One hundred years ago, give or take, I was a lowly hospital supply clerk working my way through graduate school at the University of Iowa. My job was to pull carts full of medical supplies to all the nursing units in the University of Iowa Hospitals and Clinics, which at that time was the largest teaching hospital in the world (it’s gotten much bigger since but it may not still be the largest). Anyway, one of my partners in this endeavor was a young man from Nigeria who was pursuing his Ph.D. in economics by the name of {we’ll say} Emmanuel.
Emmanuel was brilliant, funny, empathetic, a hard worker and, other than a blind spot when it came to the relative value of Volvos, was an excellent critical thinker. We had many interesting and sometimes contentious conversations about every kind of thing from politics to art and music to films to current events. I was often humbled by his vastly superior undergraduate education, his command of the English language, his quick wit and his broad experience from around the world (Iowa City was a giant step up, culture-wise, from where I grew up but it was no competition for someone with his life experience).
Anyway. One day while we were delivering supplies to nursing units I happened to ask him what he thought about the United States in general. This was an atypical question for our discussions which generally concentrated on much more focused topics. But I’ll never forget his answer as long as I live:
“I like America very much except for one thing. In America I’m a black man. In Nigeria I’m only a man.”

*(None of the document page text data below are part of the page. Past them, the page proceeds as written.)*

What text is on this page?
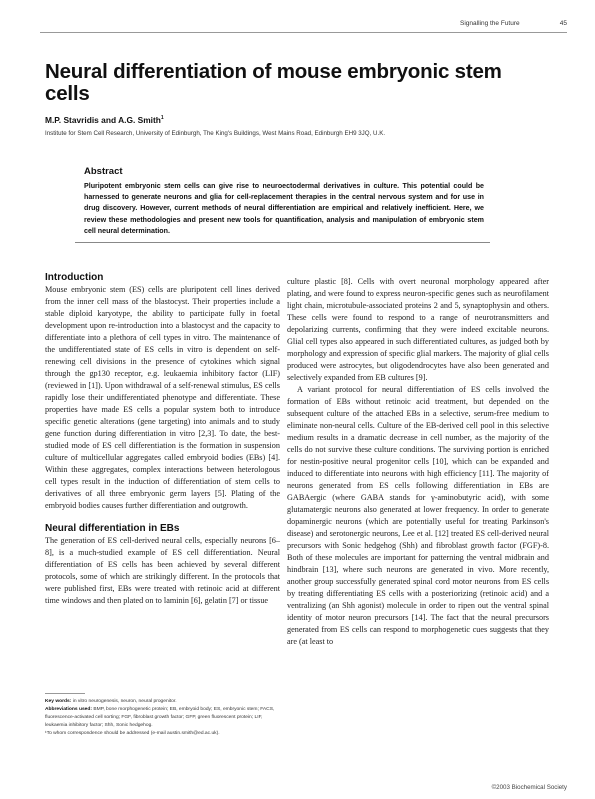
Signalling the Future	45
Neural differentiation of mouse embryonic stem cells
M.P. Stavridis and A.G. Smith$^1$
Institute for Stem Cell Research, University of Edinburgh, The King's Buildings, West Mains Road, Edinburgh EH9 3JQ, U.K.
Abstract

Pluripotent embryonic stem cells can give rise to neuroectodermal derivatives in culture. This potential could be harnessed to generate neurons and glia for cell-replacement therapies in the central nervous system and for use in drug discovery. However, current methods of neural differentiation are empirical and relatively inefficient. Here, we review these methodologies and present new tools for quantification, analysis and manipulation of embryonic stem cell neural determination.

Introduction

Mouse embryonic stem (ES) cells are pluripotent cell lines derived from the inner cell mass of the blastocyst. Their properties include a stable diploid karyotype, the ability to participate fully in foetal development upon re-introduction into a blastocyst and the capacity to differentiate into a plethora of cell types in vitro. The maintenance of the undifferentiated state of ES cells in vitro is dependent on self-renewing cell divisions in the presence of cytokines which signal through the gp130 receptor, e.g. leukaemia inhibitory factor (LIF) (reviewed in [1]). Upon withdrawal of a self-renewal stimulus, ES cells rapidly lose their undifferentiated phenotype and differentiate. These properties have made ES cells a popular system both to introduce specific genetic alterations (gene targeting) into animals and to study gene function during differentiation in vitro [2,3]. To date, the best-studied mode of ES cell differentiation is the formation in suspension culture of multicellular aggregates called embryoid bodies (EBs) [4]. Within these aggregates, complex interactions between heterologous cell types result in the induction of differentiation of stem cells to derivatives of all three embryonic germ layers [5]. Plating of the embryoid bodies causes further differentiation and outgrowth.

Neural differentiation in EBs

The generation of ES cell-derived neural cells, especially neurons [6–8], is a much-studied example of ES cell differentiation. Neural differentiation of ES cells has been achieved by several different protocols, some of which are strikingly different. In the protocols that were published first, EBs were treated with retinoic acid at different time windows and then plated on to laminin [6], gelatin [7] or tissue

culture plastic [8]. Cells with overt neuronal morphology appeared after plating, and were found to express neuron-specific genes such as neurofilament light chain, microtubule-associated proteins 2 and 5, synaptophysin and others. These cells were found to respond to a range of neurotransmitters and depolarizing currents, confirming that they were indeed excitable neurons. Glial cell types also appeared in such differentiated cultures, as judged both by morphology and expression of specific glial markers. The majority of glial cells produced were astrocytes, but oligodendrocytes have also been generated and selectively expanded from EB cultures [9].

A variant protocol for neural differentiation of ES cells involved the formation of EBs without retinoic acid treatment, but depended on the subsequent culture of the attached EBs in a selective, serum-free medium to eliminate non-neural cells. Culture of the EB-derived cell pool in this selective medium results in a dramatic decrease in cell number, as the majority of the cells do not survive these culture conditions. The surviving portion is enriched for nestin-positive neural progenitor cells [10], which can be expanded and induced to differentiate into neurons with high efficiency [11]. The majority of neurons generated from ES cells following differentiation in EBs are GABAergic (where GABA stands for γ-aminobutyric acid), with some glutamatergic neurons also generated at lower frequency. In order to generate dopaminergic neurons (which are potentially useful for treating Parkinson's disease) and serotonergic neurons, Lee et al. [12] treated ES cell-derived neural precursors with Sonic hedgehog (Shh) and fibroblast growth factor (FGF)-8. Both of these molecules are important for patterning the ventral midbrain and hindbrain [13], where such neurons are generated in vivo. More recently, another group successfully generated spinal cord motor neurons from ES cells by treating differentiating ES cells with a posteriorizing (retinoic acid) and a ventralizing (an Shh agonist) molecule in order to ripen out the ventral spinal identity of motor neuron precursors [14]. The fact that the neural precursors generated from ES cells can respond to morphogenetic cues suggests that they are (at least to

Key words: in vitro neurogenesis, neuron, neural progenitor.

Abbreviations used: BMP, bone morphogenetic protein; EB, embryoid body; ES, embryonic stem; FACS, fluorescence-activated cell sorting; FGF, fibroblast growth factor; GFP, green fluorescent protein; LIF, leukaemia inhibitory factor; Shh, Sonic hedgehog.

¹To whom correspondence should be addressed (e-mail austin.smith@ed.ac.uk).

©2003 Biochemical Society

Everyone who thinks that the Black Lives Matter movement is much ado about nothing needs to think about what Emmanuel said that day. Of course we, as white people, don’t understand the Black Lives Matter movement. It’s precisely because we aren’t “white people,” we’re just “people.” This is a privilege that we take for granted but one that should be extended to every American regardless of where they come from or what they look like. We have a long way to go. Still.